Compartment B was as silent as a losing team’s clubhouse when we returned. The madhouse had died down and the Mainliner was making the necessary repairs to get back on the road. Duffy and I helped the grumbling Dean into the compartment and everything was just as it was before. With a couple of exceptions.
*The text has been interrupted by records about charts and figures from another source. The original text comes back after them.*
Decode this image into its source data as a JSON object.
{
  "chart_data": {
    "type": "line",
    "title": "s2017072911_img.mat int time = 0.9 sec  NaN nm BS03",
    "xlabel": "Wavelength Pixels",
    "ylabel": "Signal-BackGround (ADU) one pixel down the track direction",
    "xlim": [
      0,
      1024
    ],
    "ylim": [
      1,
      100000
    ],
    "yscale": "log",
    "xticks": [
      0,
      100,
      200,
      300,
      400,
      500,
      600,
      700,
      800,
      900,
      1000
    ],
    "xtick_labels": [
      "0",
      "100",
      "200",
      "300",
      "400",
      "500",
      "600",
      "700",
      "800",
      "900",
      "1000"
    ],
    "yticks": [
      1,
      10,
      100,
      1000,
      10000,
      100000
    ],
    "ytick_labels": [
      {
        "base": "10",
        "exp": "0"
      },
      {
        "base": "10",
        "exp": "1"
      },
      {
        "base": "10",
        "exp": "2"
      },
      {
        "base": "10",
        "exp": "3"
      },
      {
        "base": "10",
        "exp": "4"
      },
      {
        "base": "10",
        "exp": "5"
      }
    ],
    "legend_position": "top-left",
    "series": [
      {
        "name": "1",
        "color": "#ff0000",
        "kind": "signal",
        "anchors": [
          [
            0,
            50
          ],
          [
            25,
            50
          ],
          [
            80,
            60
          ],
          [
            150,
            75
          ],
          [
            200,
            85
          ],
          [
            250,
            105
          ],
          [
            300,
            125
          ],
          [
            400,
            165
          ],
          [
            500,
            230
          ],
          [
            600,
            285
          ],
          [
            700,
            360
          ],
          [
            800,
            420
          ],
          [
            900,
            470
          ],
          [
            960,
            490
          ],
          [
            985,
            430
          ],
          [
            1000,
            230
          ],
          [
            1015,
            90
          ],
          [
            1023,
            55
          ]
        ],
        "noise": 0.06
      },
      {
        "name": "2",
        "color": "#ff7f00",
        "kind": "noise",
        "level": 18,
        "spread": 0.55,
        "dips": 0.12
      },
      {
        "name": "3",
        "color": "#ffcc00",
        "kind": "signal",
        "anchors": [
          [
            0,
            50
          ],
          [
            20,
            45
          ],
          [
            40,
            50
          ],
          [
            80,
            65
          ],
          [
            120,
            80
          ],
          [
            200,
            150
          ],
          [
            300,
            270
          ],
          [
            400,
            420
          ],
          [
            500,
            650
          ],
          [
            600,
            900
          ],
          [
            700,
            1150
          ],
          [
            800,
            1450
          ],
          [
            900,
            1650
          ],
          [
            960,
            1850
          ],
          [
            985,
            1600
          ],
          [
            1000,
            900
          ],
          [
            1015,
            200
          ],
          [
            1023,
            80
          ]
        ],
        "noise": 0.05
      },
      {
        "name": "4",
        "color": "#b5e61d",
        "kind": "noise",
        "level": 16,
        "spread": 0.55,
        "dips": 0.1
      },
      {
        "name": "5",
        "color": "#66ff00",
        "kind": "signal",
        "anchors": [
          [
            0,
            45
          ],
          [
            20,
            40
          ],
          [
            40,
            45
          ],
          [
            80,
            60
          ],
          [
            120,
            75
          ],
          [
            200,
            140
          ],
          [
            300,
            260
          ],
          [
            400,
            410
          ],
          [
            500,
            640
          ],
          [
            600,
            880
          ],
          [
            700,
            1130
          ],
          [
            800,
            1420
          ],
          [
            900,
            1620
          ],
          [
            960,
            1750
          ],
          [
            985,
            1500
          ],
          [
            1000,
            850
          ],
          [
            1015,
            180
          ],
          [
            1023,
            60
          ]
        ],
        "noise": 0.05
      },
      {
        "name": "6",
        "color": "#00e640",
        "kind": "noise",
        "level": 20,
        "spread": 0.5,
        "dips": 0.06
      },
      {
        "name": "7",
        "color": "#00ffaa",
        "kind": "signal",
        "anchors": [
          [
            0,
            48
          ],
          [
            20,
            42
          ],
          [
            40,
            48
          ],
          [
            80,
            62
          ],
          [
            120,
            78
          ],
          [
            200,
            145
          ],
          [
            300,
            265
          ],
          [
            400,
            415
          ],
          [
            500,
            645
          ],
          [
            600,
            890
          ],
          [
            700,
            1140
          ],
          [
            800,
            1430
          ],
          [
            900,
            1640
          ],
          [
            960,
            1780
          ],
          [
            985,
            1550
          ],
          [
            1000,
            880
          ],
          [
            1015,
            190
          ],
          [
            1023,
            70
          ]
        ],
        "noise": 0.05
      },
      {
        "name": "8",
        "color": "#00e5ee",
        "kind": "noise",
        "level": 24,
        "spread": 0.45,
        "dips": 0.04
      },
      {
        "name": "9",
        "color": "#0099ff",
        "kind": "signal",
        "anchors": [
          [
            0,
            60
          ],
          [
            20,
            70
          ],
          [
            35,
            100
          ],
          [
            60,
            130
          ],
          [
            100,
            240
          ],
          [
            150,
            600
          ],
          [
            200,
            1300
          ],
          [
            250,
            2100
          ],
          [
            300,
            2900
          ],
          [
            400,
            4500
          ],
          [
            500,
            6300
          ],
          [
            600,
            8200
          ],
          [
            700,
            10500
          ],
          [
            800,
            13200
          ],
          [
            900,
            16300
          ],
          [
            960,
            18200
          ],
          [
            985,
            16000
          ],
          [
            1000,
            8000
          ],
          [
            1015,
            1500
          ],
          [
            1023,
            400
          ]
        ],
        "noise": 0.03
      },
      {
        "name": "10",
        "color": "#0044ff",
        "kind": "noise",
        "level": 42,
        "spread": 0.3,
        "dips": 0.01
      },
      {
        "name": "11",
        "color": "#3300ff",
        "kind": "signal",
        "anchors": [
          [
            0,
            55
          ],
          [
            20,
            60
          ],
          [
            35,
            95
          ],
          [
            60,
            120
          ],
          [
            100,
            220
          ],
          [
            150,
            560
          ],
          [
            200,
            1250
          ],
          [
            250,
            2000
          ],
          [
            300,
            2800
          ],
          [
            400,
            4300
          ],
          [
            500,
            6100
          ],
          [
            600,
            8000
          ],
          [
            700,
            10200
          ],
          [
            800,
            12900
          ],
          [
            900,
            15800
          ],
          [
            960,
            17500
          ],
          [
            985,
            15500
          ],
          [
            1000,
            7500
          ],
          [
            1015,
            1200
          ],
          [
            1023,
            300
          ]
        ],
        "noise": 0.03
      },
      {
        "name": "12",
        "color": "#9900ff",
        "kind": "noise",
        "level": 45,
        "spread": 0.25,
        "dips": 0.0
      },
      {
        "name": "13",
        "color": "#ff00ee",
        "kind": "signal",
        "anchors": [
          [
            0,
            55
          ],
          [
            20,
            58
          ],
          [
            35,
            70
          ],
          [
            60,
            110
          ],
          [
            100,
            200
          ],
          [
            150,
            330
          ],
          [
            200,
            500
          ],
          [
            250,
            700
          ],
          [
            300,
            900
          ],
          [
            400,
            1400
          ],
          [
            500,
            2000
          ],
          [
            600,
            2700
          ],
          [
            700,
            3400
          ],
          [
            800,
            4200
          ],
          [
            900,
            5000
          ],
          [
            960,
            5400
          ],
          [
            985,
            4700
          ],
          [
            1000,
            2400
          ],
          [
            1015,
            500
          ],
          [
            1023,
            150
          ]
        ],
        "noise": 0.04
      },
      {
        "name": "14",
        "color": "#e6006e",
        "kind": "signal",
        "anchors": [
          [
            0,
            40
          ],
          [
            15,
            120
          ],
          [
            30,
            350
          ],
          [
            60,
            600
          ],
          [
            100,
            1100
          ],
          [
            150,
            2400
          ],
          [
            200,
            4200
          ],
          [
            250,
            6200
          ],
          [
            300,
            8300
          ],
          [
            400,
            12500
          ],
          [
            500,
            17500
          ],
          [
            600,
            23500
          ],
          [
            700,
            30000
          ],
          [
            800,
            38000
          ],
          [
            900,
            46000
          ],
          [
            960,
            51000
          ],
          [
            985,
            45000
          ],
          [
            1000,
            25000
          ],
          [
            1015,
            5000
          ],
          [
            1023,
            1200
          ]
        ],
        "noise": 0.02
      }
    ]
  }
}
Opal Trace was still hanging over the window sill like a rolled-up rug bent in half but Marlene Kelly had found a blanket somewhere and spread it over her. The redhead herself was sitting as neat as you please in her seat, one perfect leg crossed over another perfect one, peacefully smoking. The cigarette holder was chrome and silvery. Even the fact that her dress was torn and split in five places couldn’t e
rase the portrait of the great lady. Schnapps was lying across her lap, his eyes closed, his long snout buried against her full hip. Harry was squatting like the fat Buddha he was, rubbing his eyes and alternately yawning and stretching his whale’s body. Aside from a lump on his dome, he looked all right.
Marlene Kelly seemed glad to see me again. Her live hazel eyes flashed warmly. Harry’s reaction at seeing Dean was something else again. Rumbling angrily in his deep throat he started to get up.
“Stay put, Fat Man,” I said, closing the door behind us. “Duffy’s running this show. And there isn’t going to be anymore rough stuff. Spider went West. Way West. And the trouble is all over unless you want to make some yourself.”
Duffy helped me sit Dean down next to Marlene Kelly. His tough old face creased in a leathery grin.
“That’s right, folks. I’m the head man around here. I run the train. But my young assistant here does all the brain-work. He might make President someday.”
Harry wasn’t listening. His tiny eyes were pinned on Dean and his parrot’s mouth was contemptuous.
“Animal!” he hissed. “So glad to see you in irons …” He tried to rise again and I shoved him back gently.
“Easy, Harry. Dean’s not going anyplace. And I want to settle this Blue Green business once and for all.”
Harry’s eyes shone. “He has it, of course … ?”
“No, he hasn’t,” I said lighting a cigarette. I looked at Duffy and he nodded at me, giving me the go-ahead sign. “All he has is that statue back in the baggage car. A statue I might add which is not genuine.”
I had everybody’s attention now. Marlene Kelly made an O with her mouth, Duffy looked puzzled, Harry was dumbfounded and Dean raised his eyebrows an inch. Only Schnapps slept on.